Default public league configurations in Fantasy Baseball
Pitchers have
Wins, Saves, Earned Run Average, WHIP, Strikeouts
for Roto and H2H
With the current statistics chosen, the advantage is automatically given to a teams who predominantly use relievers. Why? 3 of the 5 statistics favors only drafting relievers: Saves, ERA (a rate), and WHIP (a rate). In a league roto league of 12, and a person who drafts the best relievers automatically collects 12-12-12 points, or winning 3/10 categories outright. As for H2H, fantasy play is more volatile, but again the advantage is given to relievers, for 3 out of the 5 statistics.
Why does this matter? For fantasy baseball to be represented as a whole because starting pitching must be taken into account. Starters usually go 6/9 innings, maybe more, so at least 67% of the game. In comparison, relievers take up 33%, and usually for 1 inning each. That final 11%, however, can win fantasy leagues that run for half a year. As for me, personally, fantasy baseball is only fantasy to me if the conditions remain realistic enough to believe it's still baseball.

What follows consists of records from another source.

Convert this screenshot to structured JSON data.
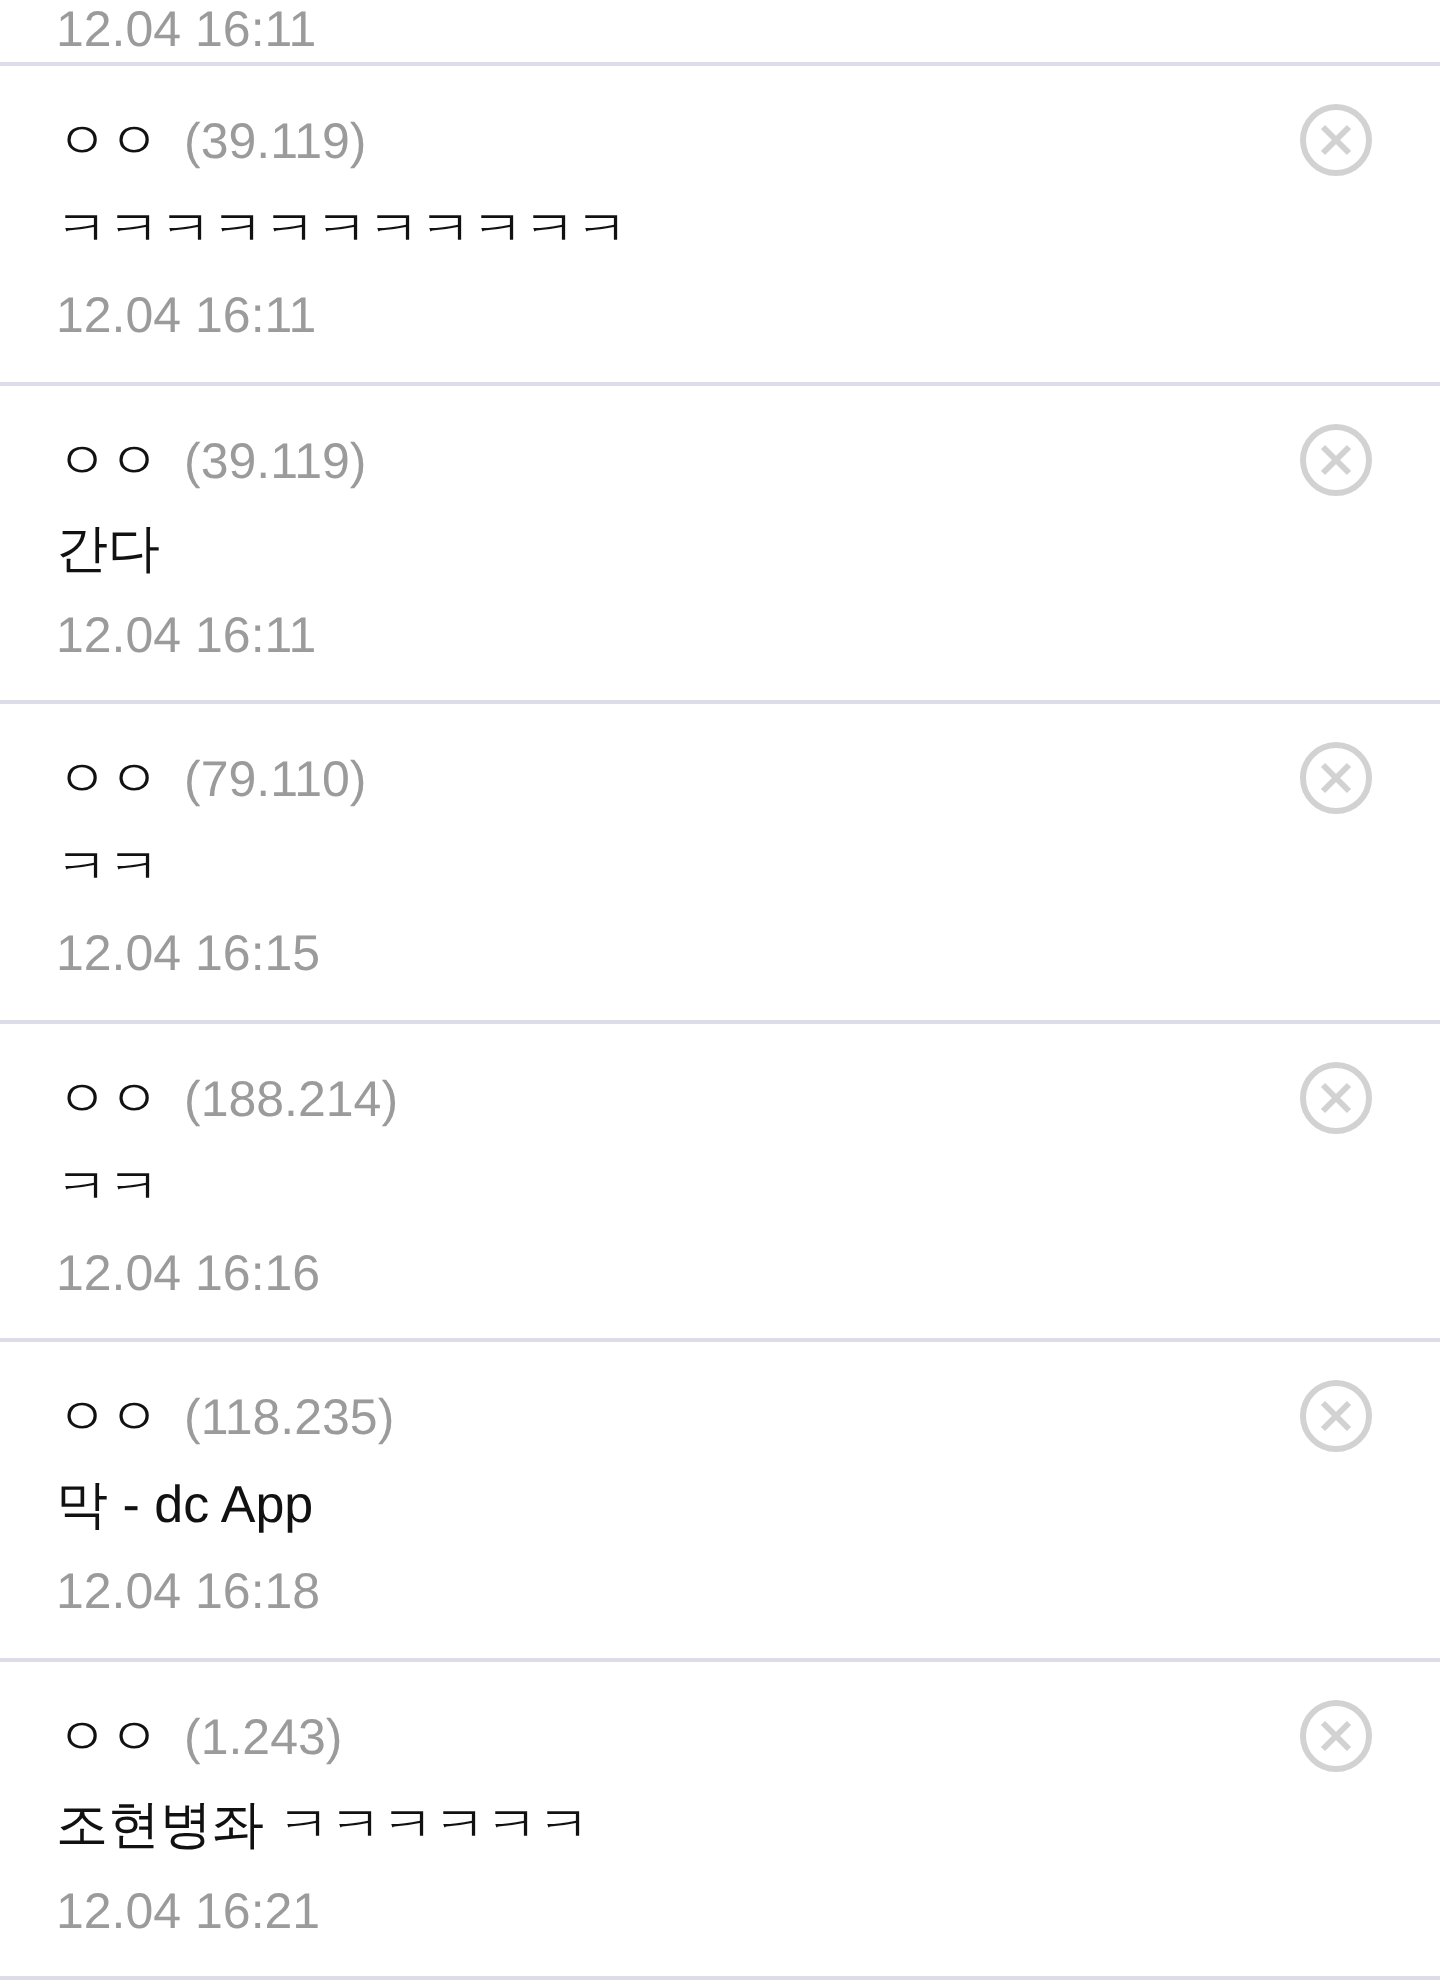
{
  "top_fragment": {
    "date": "12.04 16:11"
  },
  "comments": [
    {
      "author": "ㅇㅇ",
      "ip": "(39.119)",
      "text": "ㅋㅋㅋㅋㅋㅋㅋㅋㅋㅋㅋ",
      "date": "12.04 16:11"
    },
    {
      "author": "ㅇㅇ",
      "ip": "(39.119)",
      "text": "간다",
      "date": "12.04 16:11"
    },
    {
      "author": "ㅇㅇ",
      "ip": "(79.110)",
      "text": "ㅋㅋ",
      "date": "12.04 16:15"
    },
    {
      "author": "ㅇㅇ",
      "ip": "(188.214)",
      "text": "ㅋㅋ",
      "date": "12.04 16:16"
    },
    {
      "author": "ㅇㅇ",
      "ip": "(118.235)",
      "text": "막 - dc App",
      "date": "12.04 16:18"
    },
    {
      "author": "ㅇㅇ",
      "ip": "(1.243)",
      "text": "조현병좌 ㅋㅋㅋㅋㅋㅋ",
      "date": "12.04 16:21"
    }
  ]
}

I could assemble a team of only relievers and win the league, but it wouldn't culminate in the the same relish assembling a fantasy team with a fantastic rotation of 4-5 starters. I don't speak for the fantasy baseball purist perspective, I speak from the viewpoint of a general fan. The more the general fan leaves feeling that fantasy plays similar enough to reality, the more he'll appreciate fantasy, and the more likely he'll spread the word. People play fantasy to imagine up their dream teams, and not to draft 5 closers.
Once players realize 2 of the 5 statistics are rate statistics, they can assemble a team of relievers, and use the small sample size to win league. This isn't incredibly difficult to do. The last statistic (saves) is already reserved to relievers to win out.
How to solve this? 3 possible solutions:
Suggestion 1. Cap the number of innings delivered per relief pitcher for the public configuration.
This is the most compromising rule change, which make fantasy baseball reflect on how baseball is truly played. So then, how many innings to cap? Out of the 1400 total innings, lets take 33% of which (since relievers go the final 3 out of 9 innings) or 462 innings hard cap. For a more limited number, that reflects on how fantasy baseball is played (drafting for “saves” and not “saves + holds” thus ignoring setup men and middle relief), then 11% should be the cap or 154 innings. 160 innings would be the most appropriate because pure RPers usually give 60-80 innings per season, and assume an average fantasy team has 2 closers. Pitchers with SP/RP eligibility and their innings do not count towards their cap. For leagues with the "saves + holds" stat instead, the cap should be set at 462 innings.
Suggestion 2. Get rid of WHIP.
Let’s review the 5 statistics: Wins, Saves, Earned Run Average, WHIP, Strikeouts. Wins is a counting statistic that starters usually rack up. Saves is a counting statistic in which relievers can only win. ERA is a rate usually won by team of relievers. WHIP is a rate usually won by a team of relievers. Strikeouts is a counting statistic usually won by starters. By getting rid of WHIP, starters get advantage with 2 statistics (wins + strikeouts), relievers get advantage with 2 statistics (ERA + saves). Fair and simple enough.
The WHIP statistic isn't even good. If it was added the appease the sabermetric community, then it's been sorely outdated. WHIP for a pitcher is opposing batter's batting average + walks. The SABR community has long ago realized the important of DIPS or defense independence pitching -- that is to ignore the hits a pitcher gives up (FIP and xFIP don't account for hits given up). So if the SABR community has left WHIP behind, and the traditionalists have never embraced WHIP, what's the importance of it in fantasy baseball?
Suggestion 3. Require 4 SP positions
By far the easiest modification. Currently there are SP, SP, RP, RP, P, P, P, P for the starting roster. A team of relievers would focus on having the remaining 4 P slots set by relievers. That means 2 starting pitchers and 6 relievers, the advantage is enough to win league. Setting the requirement of 4 SP means, 2 RP, and 2 P open slots. This is a balanced approach on making a team.
---My Ideal League---
10 Team Roto. Continuous Waivers—no free agency. Waiver Budget. 3 Day Waiver Period. Relief Pitchers are lessened in importance: (4 SP, 2 RP, 2P slots), otherwise standard roster size*.
Stats are 5x5 +OPS -WHIP +K/9 +Out
Batting: Runs (R), Home Runs (HR), Runs Batted In (RBI), Stolen Bases (SB), Batting Average (AVG), On-base + Slugging Percentage (OPS); 6 total
Pitching: Wins (W), Saves (SV), Outs (OUT), Strikeouts (K), Earned Run Average (ERA), Strikeouts per Nine Innings (K/9); 6 total
Pitching stats adjusted so 3 stats for starters (W, OUT, K), 3 stats for relievers (SV, K/9, ERA), although good starters can help out the “reliever” categories in K/9 and ERA.